The 3.1-mile greenway along the Old Put — from Yonkers’ Getty Square to Van Cortlandt Park in the Bronx — can connect residents to more parks, bus lines, commercial areas and the 1 train subway that runs to lower Manhattan.

Yonkers Mayor Mike Spano delivers remarks as U.S. Senate Majority Leader Charles E. Schumer, left and U.S. Rep. Jamaal Bowman look on at the Yonkers Greenway off of Lawrence Street Jan. 20, 2023, as Schumer revealed his major new push to help reconnect Southwest Yonkers with a first-of-its-kind greenway, increasing access to public transportation, revitalizing the South Broadway business district, and giving residents improved biking and walking access to NYC and Westchester.
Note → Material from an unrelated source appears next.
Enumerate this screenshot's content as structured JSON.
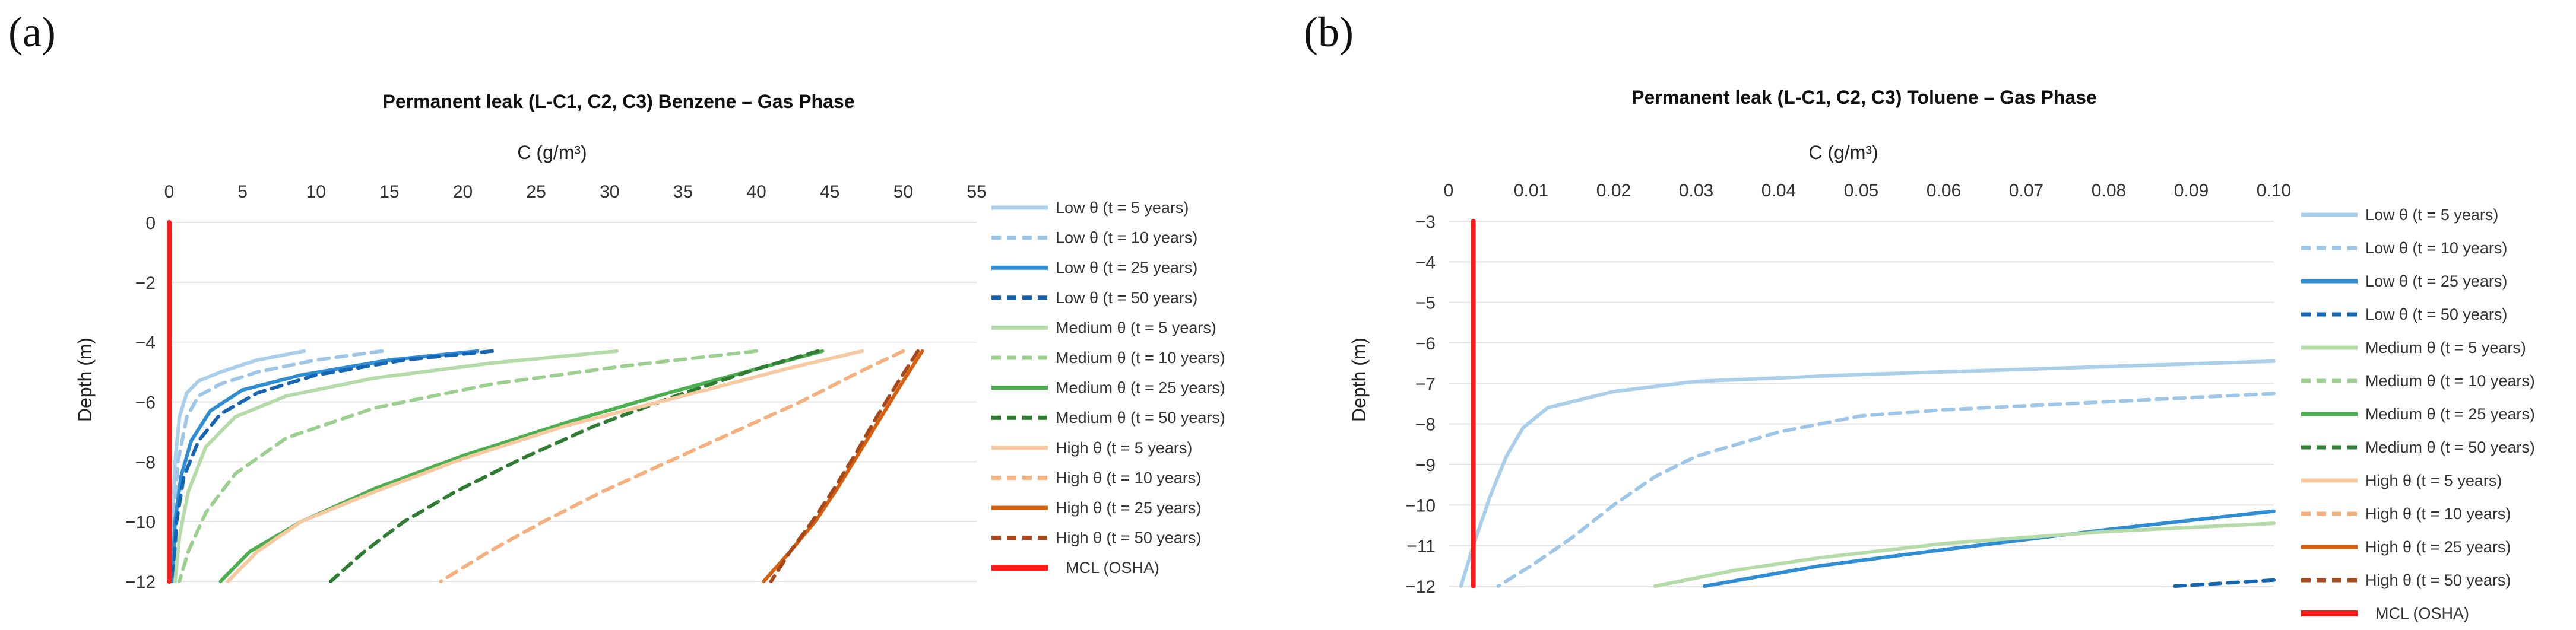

Is the Greenway project fully funded?

Not yet.

Officials sought $5.5 million from the $1.5 trillion federal infrastructure law, though they ended up with $3.5 million in House and Senate appropriations bills, which must now be conferenced into one bill. From there, funding would come from the Department of Housing and Urban Development’s Community Development Fund in Congress’ final spending bill for the year, Schumer’s office said.

Yonkers already has around $7 million for the project, city spokesperson Christina Gilmartin said. Along with $3.5 million, the city would need an additional $3.5 million, likely from grants or city funds.

What's next?

The greenway project is expected to finish in 2026, Gilmartin said.

The funding announcement comes as Yonkers published its climate action plan in June. The plan charts the city’s course to net-zero greenhouse gas emissions by 2050, and breaks down its plan to better prepare for ongoing effects of climate change, including hotter temperatures and more severe flooding. Officials hope the greenway helps address those issues in the coming decades.

“Yonkers Greenway can become the most transformative urban revitalization project in decades,” Mayor Mike Spano said in a statement. “Together we are reimagining a more equitable and sustainable future for Yonkers.”